Le bureau de la collective. De gauche à droite : Clémentine Hugol-Gential, Orlane Fournez, Anaïs Desbrosses, Candice Lemaire, Caroline Haillet, Laurie Raphalen.

© Christophe Remondière

 

La collective Elle-s à Dijon compte désormais plus de 150 adhérentes. Après sa naissance en 2019, l’association continue sur sa belle lancée avec un nouveau bureau plus que motivé. Elles sont universitaires, musiciennes, sportives, entrepreneures, communicantes et elles croient plus que jamais à la force des femmes. Le bureau est constitué de six d’entre elles, qui œuvrent activement pour les adhérentes.
Aujourd’hui l’action de l’association s’organise autour de trois axes prioritaires. Alors même que l’histoire a souvent omis les femmes ou a minimisé leur contribution, Elle-s à Dijon veut les rendre visibles, les mettre en lumière. Plus que jamais, la collective veut que les adhérentes se montrent, valorisent leurs activités et leur parcour grâce à ce réseau. Il s’agit également de favoriser les initiatives et les énergies féminines grâce à la création des Open-Labs autour de thématiques fortes comme l’accompagnement à la procréation médicalement assistée (PMA), les nouveaux défis environnementaux avec la mode éthique et le zéro déchet ou bien encore l’épanouissement et la reconquête de soi grâce à l’art-thérapie. Enfin, le troisième axe profondément inscrit dans les ambitions de Elle-s à Dijon, c’est la mise en réseau, la promotion de l’esprit collectif, le plaisir d’être ensemble lors de temps privilégiés. « Liberté, égalité, sororité » pourrait être notre devise.
Dès cette rentrée, Elle-s à Dijon va organiser de nouveaux Midi-Jupes pour permettre des rencontres en petits comités autour d’un déjeuner, des soirées Be Good autour de thématiques comme la gestion des émotions, la charge mentale ou le sommeil, et des Happy Cockt’Elles. Pour mémoire, la première soirée de l’année s’était déroulée fin janvier autour d’Aurélie Gonnet (lire pages 22-23) venue conter son périple Dijon-Pékin : une rencontre inspirante !


© Sonia Blanc

CLÉMENTINE, PRÉSIDENTE !

À la suite du départ de Delphine Morandet, fondatrice d’Elle-s à Dijon, les membres du bureau ont désigné Clémentine Hugol-Gential comme nouvelle présidente. Enseignante- chercheure à l’université Bourgogne spécialisée dans les discours, les représentations et les pratiques autour de l’alimentation, Clémentine Hugol-Gential, 35 ans et mère de deux jeunes enfants, a toujours été animée par le souci d’égalité et par l’importance de valoriser les femmes et leurs parcours. Elle est engagée sur ces questions depuis des années. « Je me réjouis de voir toute l’énergie qui émane de cette belle collective, assure-t-elle. Je crois plus que tout au pouvoir d’être ensemble. »

OPEN-LABS
QUAND LES FEMMES PRENNENT SOIN DES FEMMES

La vie est un laboratoire d’idées qu’il faut expérimenter et surtout laisser s’exprimer, en faveur de l’épanouissement individuel et collectif. C’est en partant de ce constat que la collective Elle-s à Dijon a lancé les Open-Labs, initiés et portés par des adhérentes. Aujourd’hui retour sur deux femmes et deux projets !

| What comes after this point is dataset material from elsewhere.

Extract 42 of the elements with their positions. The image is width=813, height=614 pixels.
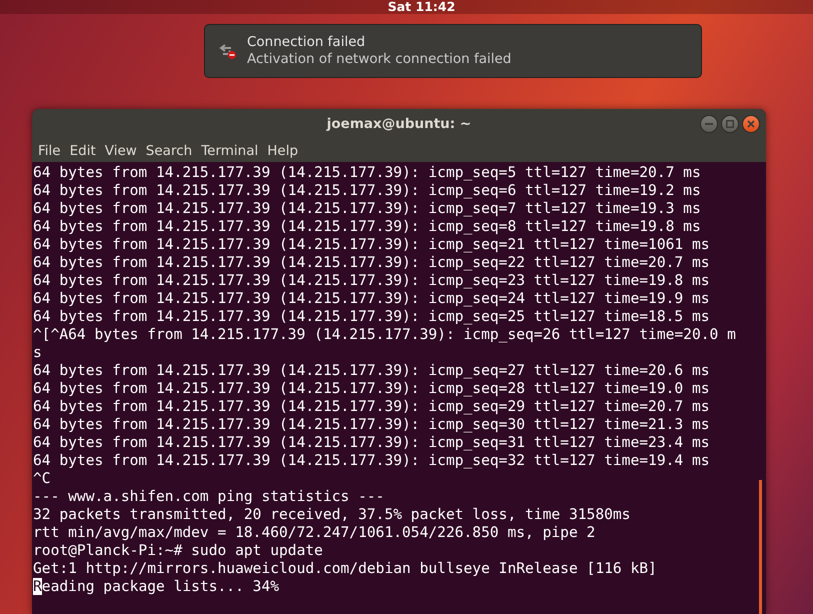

La procréation médicalement assistée (PMA) est aujourd’hui ouverte à toutes les femmes. Une belle avancée sociale mais cela reste néanmoins un parcours extrêmement éprouvant tant médicalement et corporellement que psychologiquement. Ludivine Lima ne connaît que trop bien ce parcours. Animée par la volonté d’accompagner les femmes, elle a lancé un Open-Lab voué à devenir ensuite une association à part entière. Ludivine est déterminée à libérer la parole sur un sujet souvent tabou et à sortir les femmes qui peuvent se sentir isolées dans ce cheminement. Dans cette logique, elle a mis en place des binômes marraine- filleule – 25 binômes sont déjàconstitués.

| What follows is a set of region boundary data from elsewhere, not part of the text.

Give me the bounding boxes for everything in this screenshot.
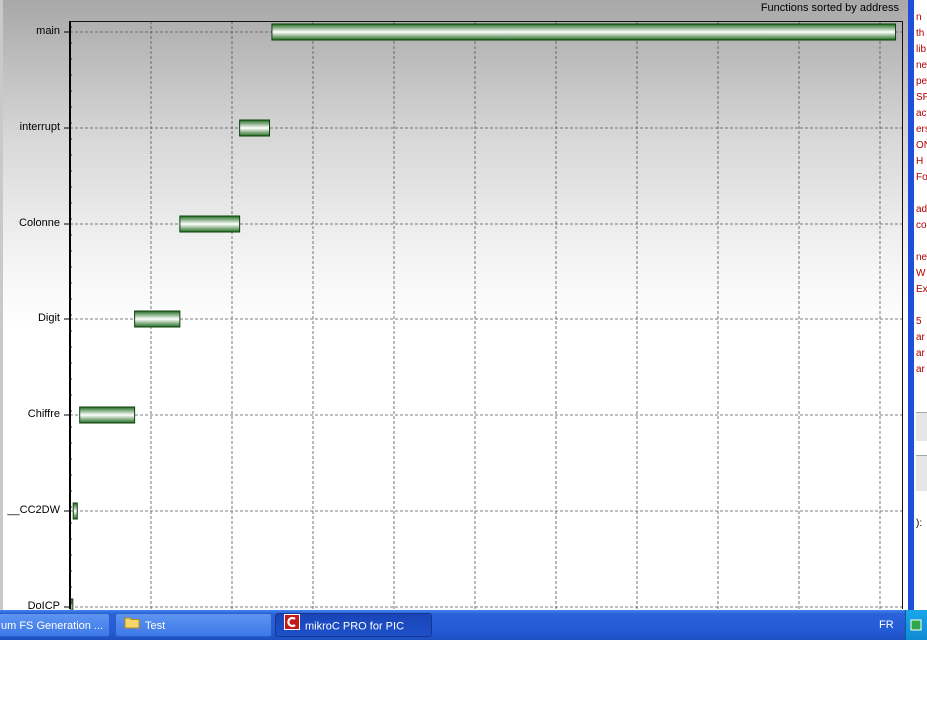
function-bar xyxy=(271,23,897,41)
category-label: __CC2DW xyxy=(7,504,60,516)
function-bar xyxy=(239,119,271,137)
panel-box xyxy=(916,455,927,491)
panel-text-line: W xyxy=(916,268,926,279)
taskbar-button-test[interactable]: Test xyxy=(115,613,272,637)
window-border-strip xyxy=(908,0,914,610)
function-address-chart: Functions sorted by address main interrup… xyxy=(3,0,908,612)
panel-text-line: pe xyxy=(916,76,927,87)
panel-text-line: SP xyxy=(916,92,927,103)
panel-text-line: 5 xyxy=(916,316,922,327)
panel-text-line: cor xyxy=(916,220,927,231)
taskbar-button-label: um FS Generation ... xyxy=(1,620,104,632)
category-label: Digit xyxy=(37,312,60,324)
category-label: interrupt xyxy=(19,121,60,133)
panel-text-line: ar xyxy=(916,364,925,375)
panel-text-line: ne xyxy=(916,60,927,71)
function-bar xyxy=(79,406,136,424)
panel-text: ): xyxy=(916,518,923,529)
taskbar-button-label: Test xyxy=(145,620,166,632)
panel-text-line: ON xyxy=(916,140,927,151)
panel-text-line: ers xyxy=(916,124,927,135)
taskbar-button-label: mikroC PRO for PIC xyxy=(305,620,405,633)
tray-icon xyxy=(910,619,922,631)
panel-text-line: ac xyxy=(916,108,927,119)
taskbar-button-fs-generation[interactable]: um FS Generation ... xyxy=(0,613,110,637)
language-indicator[interactable]: FR xyxy=(879,610,894,640)
category-label: main xyxy=(36,25,60,37)
taskbar: um FS Generation ... Test mikroC PRO for… xyxy=(0,610,927,640)
function-bar xyxy=(179,215,241,233)
background xyxy=(0,640,927,723)
application-window: Functions sorted by address main interrup… xyxy=(0,0,927,723)
chart-canvas xyxy=(64,21,902,610)
category-label: Chiffre xyxy=(27,408,60,420)
category-label: Colonne xyxy=(19,217,60,229)
folder-icon xyxy=(124,614,140,636)
mikroc-icon xyxy=(284,614,300,636)
system-tray[interactable] xyxy=(905,610,927,640)
right-side-panel: nthlibnepeSPacersONHFoadcorneWEx5ararar … xyxy=(908,0,927,610)
panel-text-line: n xyxy=(916,12,922,23)
panel-text-line: ar xyxy=(916,348,925,359)
panel-text-line: ne xyxy=(916,252,927,263)
panel-box xyxy=(916,412,927,441)
function-bar xyxy=(72,502,78,520)
panel-text-line: lib xyxy=(916,44,927,55)
panel-text-line: Fo xyxy=(916,172,927,183)
panel-text-line: th xyxy=(916,28,925,39)
panel-text-line: Ex xyxy=(916,284,927,295)
function-bar xyxy=(134,310,181,328)
panel-text-line: ar xyxy=(916,332,925,343)
function-bar xyxy=(70,598,74,610)
taskbar-button-mikroc[interactable]: mikroC PRO for PIC xyxy=(275,613,432,637)
panel-text-line: H xyxy=(916,156,924,167)
panel-text-line: ad xyxy=(916,204,927,215)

Le deuxième Open-Lab a pour volonté de mettre des mots sur des maux. Il est porté par une femme qui respire le dynamisme et l’énergie. Amoureuse de la langue française, passionnée de littérature, Angélique Pajard dit sans détour que les livres ont joué un rôle dans la construction de sa personnalité et dans des étapes de vie cruciales. Aujourd’hui elle propose une démarche en bibliothérapie afin de favoriser la rencontre avec le livre comme source d’apaisement et de soulagement. Angélique a réuni un comité de cinq femmes pour travailler ensemble à la création d’un événement visant à promouvoir la lecture à voix haute, à favoriser le choix des livres et à mettre en lumière les femmes « invisibles ».